Я решила не подавать Глебушке руки, ограничилась кивком головы издалека, вежливо, как подобает, с улыбкой, сказала:
– Здравствуйте. Рада знакомству, Глеб. Меня зовут Лидия.
Глебушка ограничился и того меньшим – по-прежнему, глядя исподлобья, рта не разжал, а только кивнул.
Мне уже надоела игра отца, а теперь и сына, в молчаливые гляделки исподлобья. Сузив глаза, я уставилась наперекрест взгляду Глебушки. Он взгляд отвёл. Следом точно так же я посмотрела на отца. Тот вначале засопел, как бык, но тоже отвёл взгляд.
Пришла Татьяна, и баба Тоня пригласила за стол. Глеб тяжело сполз со своего места, и только теперь я увидела, что ножки у него коротенькие и кривые, идёт он с трудом, переваливаясь с одной ноги на другую, медленно, с перерывами, делая шаги. Я видела, какой мучительный стыд он испытывает за свою увечность. Мать, Антонина Дмитриевна, с болью в глазах смотрела на сына, а Олесь Михеевич глаза прятал, столь же мучительно, что и сын, стыдясь увечья.
«Так вот почему они смотрели на меня недобро, исподлобья, – поняла я. – Я чужая. Они стесняются меня». И сделала вид, что ничего необычного не вижу.

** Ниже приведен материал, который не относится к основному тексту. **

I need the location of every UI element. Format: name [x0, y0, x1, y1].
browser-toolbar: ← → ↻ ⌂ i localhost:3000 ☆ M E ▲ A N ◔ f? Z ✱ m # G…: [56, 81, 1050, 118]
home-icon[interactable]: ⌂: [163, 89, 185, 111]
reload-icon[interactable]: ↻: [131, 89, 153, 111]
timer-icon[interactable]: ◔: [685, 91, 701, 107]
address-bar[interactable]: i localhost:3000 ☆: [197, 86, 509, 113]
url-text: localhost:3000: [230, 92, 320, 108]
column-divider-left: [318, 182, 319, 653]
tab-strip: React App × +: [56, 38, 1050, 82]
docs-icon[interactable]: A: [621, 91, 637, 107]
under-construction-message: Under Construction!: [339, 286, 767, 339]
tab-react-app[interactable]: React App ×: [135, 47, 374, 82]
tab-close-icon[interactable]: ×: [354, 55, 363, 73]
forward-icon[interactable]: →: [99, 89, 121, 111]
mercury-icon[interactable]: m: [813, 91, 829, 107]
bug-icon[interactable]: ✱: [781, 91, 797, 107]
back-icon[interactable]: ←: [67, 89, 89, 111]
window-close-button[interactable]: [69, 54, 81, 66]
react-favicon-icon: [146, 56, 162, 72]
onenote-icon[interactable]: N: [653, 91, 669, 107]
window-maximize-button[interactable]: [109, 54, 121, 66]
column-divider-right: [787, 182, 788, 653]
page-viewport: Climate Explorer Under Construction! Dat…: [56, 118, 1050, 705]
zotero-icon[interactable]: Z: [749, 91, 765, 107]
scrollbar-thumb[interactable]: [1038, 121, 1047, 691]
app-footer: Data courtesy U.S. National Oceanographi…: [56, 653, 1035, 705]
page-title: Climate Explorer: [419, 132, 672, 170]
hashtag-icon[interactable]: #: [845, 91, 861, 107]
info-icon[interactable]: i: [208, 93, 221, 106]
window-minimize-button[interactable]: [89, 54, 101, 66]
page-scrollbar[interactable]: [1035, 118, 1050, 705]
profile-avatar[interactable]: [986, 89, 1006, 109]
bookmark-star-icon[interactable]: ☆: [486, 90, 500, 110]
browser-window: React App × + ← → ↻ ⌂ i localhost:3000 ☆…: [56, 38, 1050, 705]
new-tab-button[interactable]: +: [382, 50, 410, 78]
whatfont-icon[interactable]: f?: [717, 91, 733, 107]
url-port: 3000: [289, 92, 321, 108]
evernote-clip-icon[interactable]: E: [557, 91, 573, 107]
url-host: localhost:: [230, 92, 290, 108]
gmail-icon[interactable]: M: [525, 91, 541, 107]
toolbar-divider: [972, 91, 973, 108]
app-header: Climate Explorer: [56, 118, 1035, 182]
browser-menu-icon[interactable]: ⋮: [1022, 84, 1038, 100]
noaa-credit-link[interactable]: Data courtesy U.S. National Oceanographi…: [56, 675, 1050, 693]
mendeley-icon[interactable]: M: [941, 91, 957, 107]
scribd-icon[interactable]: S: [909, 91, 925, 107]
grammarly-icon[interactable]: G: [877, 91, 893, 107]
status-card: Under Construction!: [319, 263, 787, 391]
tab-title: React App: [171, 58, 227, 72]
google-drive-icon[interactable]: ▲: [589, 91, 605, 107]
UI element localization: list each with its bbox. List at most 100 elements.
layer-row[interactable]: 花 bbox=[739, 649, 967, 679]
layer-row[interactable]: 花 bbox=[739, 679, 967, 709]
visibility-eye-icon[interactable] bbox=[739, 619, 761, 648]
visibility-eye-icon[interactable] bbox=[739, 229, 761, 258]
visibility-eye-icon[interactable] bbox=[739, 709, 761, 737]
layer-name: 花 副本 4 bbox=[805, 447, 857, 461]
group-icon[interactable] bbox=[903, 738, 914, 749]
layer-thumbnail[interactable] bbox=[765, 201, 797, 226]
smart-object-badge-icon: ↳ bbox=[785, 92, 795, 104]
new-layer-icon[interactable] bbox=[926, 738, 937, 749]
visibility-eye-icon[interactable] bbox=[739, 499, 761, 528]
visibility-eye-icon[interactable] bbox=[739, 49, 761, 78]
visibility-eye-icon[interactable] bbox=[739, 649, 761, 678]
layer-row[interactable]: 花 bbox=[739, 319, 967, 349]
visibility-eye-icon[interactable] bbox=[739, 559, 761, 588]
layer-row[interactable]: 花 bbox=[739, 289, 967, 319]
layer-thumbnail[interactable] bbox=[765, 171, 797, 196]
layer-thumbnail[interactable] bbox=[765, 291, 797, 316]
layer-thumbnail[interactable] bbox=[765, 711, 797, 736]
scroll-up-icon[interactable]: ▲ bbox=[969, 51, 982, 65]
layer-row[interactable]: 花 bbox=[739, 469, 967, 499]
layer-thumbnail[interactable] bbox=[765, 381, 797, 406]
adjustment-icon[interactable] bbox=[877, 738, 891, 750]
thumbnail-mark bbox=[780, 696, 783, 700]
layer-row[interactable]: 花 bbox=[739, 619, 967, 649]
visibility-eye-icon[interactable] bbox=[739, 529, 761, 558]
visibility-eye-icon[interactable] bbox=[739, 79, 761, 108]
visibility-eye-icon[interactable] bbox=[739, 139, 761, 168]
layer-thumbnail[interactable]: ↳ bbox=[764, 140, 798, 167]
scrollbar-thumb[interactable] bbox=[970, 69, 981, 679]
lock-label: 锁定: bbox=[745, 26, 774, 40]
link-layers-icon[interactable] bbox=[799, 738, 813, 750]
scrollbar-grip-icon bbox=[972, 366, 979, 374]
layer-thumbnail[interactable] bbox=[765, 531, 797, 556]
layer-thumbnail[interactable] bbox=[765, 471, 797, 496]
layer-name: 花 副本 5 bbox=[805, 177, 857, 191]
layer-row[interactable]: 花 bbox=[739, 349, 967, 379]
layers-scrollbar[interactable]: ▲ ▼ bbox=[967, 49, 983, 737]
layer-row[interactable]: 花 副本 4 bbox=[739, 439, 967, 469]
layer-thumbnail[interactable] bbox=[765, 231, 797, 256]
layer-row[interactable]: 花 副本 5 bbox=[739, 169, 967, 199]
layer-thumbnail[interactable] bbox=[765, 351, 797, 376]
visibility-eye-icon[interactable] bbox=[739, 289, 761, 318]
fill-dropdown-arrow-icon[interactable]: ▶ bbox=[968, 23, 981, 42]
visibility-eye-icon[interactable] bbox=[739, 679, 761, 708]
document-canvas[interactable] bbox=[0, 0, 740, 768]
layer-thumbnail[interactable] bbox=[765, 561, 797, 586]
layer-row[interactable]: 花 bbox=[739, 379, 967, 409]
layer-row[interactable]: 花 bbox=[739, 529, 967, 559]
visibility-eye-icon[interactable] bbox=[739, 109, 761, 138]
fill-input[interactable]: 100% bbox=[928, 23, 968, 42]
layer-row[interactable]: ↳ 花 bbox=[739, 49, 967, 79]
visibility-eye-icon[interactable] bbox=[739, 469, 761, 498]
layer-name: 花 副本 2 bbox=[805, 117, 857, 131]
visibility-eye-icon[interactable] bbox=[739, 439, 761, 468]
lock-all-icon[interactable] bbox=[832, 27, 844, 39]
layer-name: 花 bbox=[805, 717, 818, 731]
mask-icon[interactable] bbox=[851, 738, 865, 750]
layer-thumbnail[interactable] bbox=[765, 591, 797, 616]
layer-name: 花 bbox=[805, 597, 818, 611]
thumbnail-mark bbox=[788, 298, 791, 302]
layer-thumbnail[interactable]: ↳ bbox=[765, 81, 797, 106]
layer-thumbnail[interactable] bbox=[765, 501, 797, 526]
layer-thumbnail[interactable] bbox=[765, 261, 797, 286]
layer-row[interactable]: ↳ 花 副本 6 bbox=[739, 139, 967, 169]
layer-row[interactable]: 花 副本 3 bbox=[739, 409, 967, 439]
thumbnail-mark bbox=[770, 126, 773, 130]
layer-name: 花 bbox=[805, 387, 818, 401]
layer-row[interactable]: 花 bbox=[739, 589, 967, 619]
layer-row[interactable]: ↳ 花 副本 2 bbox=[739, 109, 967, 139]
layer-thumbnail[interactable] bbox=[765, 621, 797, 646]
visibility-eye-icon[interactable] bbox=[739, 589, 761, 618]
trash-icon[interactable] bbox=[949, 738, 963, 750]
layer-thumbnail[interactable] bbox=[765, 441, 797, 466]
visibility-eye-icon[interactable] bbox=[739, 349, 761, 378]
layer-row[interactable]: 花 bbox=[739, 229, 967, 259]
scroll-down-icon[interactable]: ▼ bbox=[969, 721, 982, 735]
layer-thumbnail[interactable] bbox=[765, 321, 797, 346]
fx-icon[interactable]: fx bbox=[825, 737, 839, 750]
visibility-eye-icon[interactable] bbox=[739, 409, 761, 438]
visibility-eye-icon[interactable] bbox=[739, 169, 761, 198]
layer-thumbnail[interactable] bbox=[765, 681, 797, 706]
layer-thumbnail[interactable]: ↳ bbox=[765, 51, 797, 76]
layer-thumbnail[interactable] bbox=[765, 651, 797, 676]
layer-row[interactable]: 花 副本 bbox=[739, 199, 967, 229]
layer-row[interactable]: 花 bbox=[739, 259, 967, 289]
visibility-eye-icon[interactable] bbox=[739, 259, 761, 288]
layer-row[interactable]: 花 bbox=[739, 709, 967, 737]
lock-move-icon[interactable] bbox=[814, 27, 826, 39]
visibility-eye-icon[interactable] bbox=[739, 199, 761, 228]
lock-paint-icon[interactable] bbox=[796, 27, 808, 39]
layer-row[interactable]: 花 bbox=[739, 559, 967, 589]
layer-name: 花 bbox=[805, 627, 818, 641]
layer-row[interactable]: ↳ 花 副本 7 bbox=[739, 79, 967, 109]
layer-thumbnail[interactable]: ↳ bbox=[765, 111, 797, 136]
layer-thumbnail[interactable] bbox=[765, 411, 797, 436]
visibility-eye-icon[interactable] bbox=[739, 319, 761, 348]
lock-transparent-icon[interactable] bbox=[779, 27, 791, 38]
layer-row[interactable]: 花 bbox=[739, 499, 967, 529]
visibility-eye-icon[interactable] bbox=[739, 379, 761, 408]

Во главе стола сел хозяин дома, справа от него его сын, дальше жена, потом дочь. С другой стороны Серёжа и я, подле меня Татьяна.
«Вот так, сын между матерью и отцом, а жена его непонятно где. Хотя, если бы меня и Серёжи не было, то Татьяна сидела бы напротив мужа. Или нет?»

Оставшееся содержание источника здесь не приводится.